More than half of risk is attributable to injuries of employees and customers: 40% is represented by workers’ compensation costs and 20% is from customer injuries and other risks such as property damage. The remaining 40% of risk is from cyber and other liabilities, according the 2016 Retail Cost of Risk.
The frequency of workers' compensation and general liability claims has declined since 2011, but the cost of risk has remained fairly level over time (as a percentage of sales) because the average cost of injuries has risen and because retailers face new risks, like cyber breaches.
Global consultancy Milliman finds that retailers have improved their health and safety-based risk, thanks to better working conditions and training, but risk remains steady because of the rise of insurance claims and the emergence of new areas of concern.

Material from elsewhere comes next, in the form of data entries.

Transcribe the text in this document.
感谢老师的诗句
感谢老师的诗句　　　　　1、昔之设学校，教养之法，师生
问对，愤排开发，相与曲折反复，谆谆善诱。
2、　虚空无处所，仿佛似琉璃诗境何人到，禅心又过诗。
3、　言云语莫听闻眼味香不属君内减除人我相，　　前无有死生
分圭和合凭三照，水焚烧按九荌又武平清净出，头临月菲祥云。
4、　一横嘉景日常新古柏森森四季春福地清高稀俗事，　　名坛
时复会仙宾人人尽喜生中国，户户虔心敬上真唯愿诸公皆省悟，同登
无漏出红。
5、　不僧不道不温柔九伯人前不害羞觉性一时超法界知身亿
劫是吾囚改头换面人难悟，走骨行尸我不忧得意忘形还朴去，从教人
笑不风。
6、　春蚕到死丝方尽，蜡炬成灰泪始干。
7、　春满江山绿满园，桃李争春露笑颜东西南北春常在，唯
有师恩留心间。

“The level of cyber activity together with the exposure to costly claims has resulted in higher insurance premiums for retailers,” according to the report, which found that average premiums for retailers increased 30% in 2015. As deductibles rise over time, it puts more of the burden onto retailers, the study found, based on data from cybersecurity company Symantec.
In April, a report by information and communications technology firm NTT Group found that retailers experience the most cyber attacks of any industry sector — three times as many as the previous top target, the financial industry.

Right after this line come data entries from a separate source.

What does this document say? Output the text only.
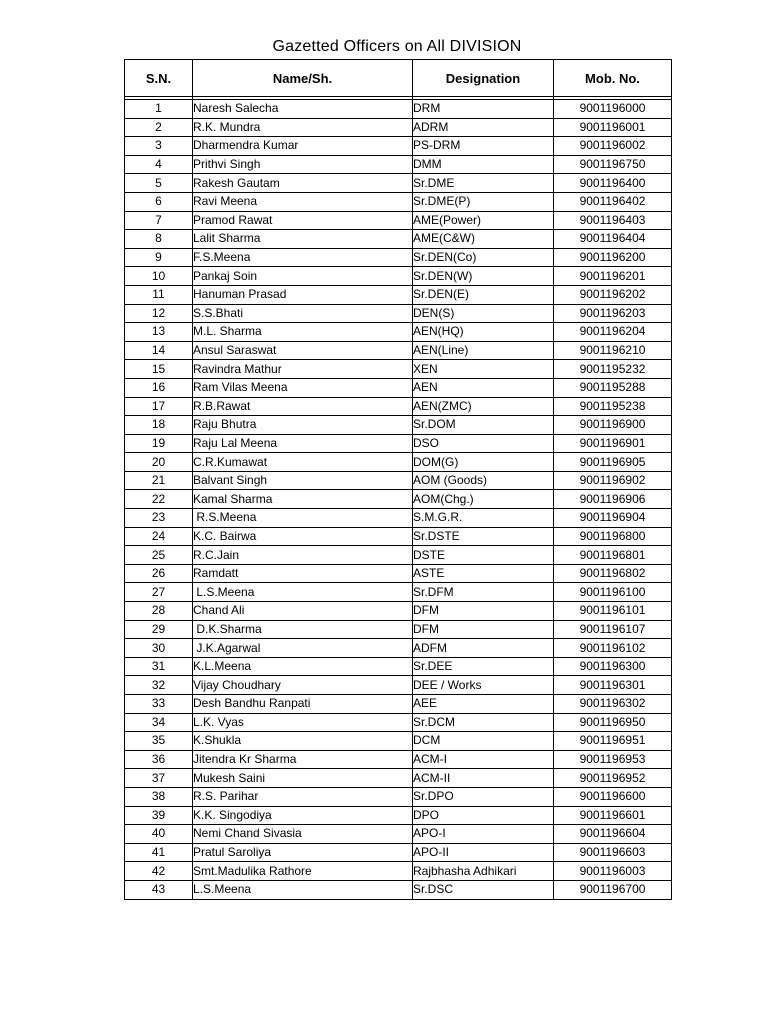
Gazetted Officers on All DIVISION
S.N.	Name/Sh.	Designation	Mob. No.

1	Naresh Salecha	DRM	9001196000
2	R.K. Mundra	ADRM	9001196001
3	Dharmendra Kumar	PS-DRM	9001196002
4	Prithvi Singh	DMM	9001196750
5	Rakesh Gautam	Sr.DME	9001196400
6	Ravi Meena	Sr.DME(P)	9001196402
7	Pramod Rawat	AME(Power)	9001196403
8	Lalit Sharma	AME(C&W)	9001196404
9	F.S.Meena	Sr.DEN(Co)	9001196200
10	Pankaj Soin	Sr.DEN(W)	9001196201
11	Hanuman Prasad	Sr.DEN(E)	9001196202
12	S.S.Bhati	DEN(S)	9001196203
13	M.L. Sharma	AEN(HQ)	9001196204
14	Ansul Saraswat	AEN(Line)	9001196210
15	Ravindra Mathur	XEN	9001195232
16	Ram Vilas Meena	AEN	9001195288
17	R.B.Rawat	AEN(ZMC)	9001195238
18	Raju Bhutra	Sr.DOM	9001196900
19	Raju Lal Meena	DSO	9001196901
20	C.R.Kumawat	DOM(G)	9001196905
21	Balvant Singh	AOM (Goods)	9001196902
22	Kamal Sharma	AOM(Chg.)	9001196906
23	R.S.Meena	S.M.G.R.	9001196904
24	K.C. Bairwa	Sr.DSTE	9001196800
25	R.C.Jain	DSTE	9001196801
26	Ramdatt	ASTE	9001196802
27	L.S.Meena	Sr.DFM	9001196100
28	Chand Ali	DFM	9001196101
29	D.K.Sharma	DFM	9001196107
30	J.K.Agarwal	ADFM	9001196102
31	K.L.Meena	Sr.DEE	9001196300
32	Vijay Choudhary	DEE / Works	9001196301
33	Desh Bandhu Ranpati	AEE	9001196302
34	L.K. Vyas	Sr.DCM	9001196950
35	K.Shukla	DCM	9001196951
36	Jitendra Kr Sharma	ACM-I	9001196953
37	Mukesh Saini	ACM-II	9001196952
38	R.S. Parihar	Sr.DPO	9001196600
39	K.K. Singodiya	DPO	9001196601
40	Nemi Chand Sivasia	APO-I	9001196604
41	Pratul Saroliya	APO-II	9001196603
42	Smt.Madulika Rathore	Rajbhasha Adhikari	9001196003
43	L.S.Meena	Sr.DSC	9001196700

KPMG recently found that 19% of consumers would stop shopping at a retailer that had fallen victim to hackers, even if the company took the necessary steps to remediate the issue. Another 33% of the 448 consumers KPMG surveyed said they wouldn't shop at a breached retailer for at least three months out of ongoing fear their personal data could be compromised, particularly if the retailer appeared to lack a solid plan to prevent further attacks.
Despite consumer concerns, about 55% of retail executives surveyed separately by KPMG said haven't invested capital funds in cybersecurity protection in the past 12 months, and 42% state that their company does not have a leader who is responsible for information security.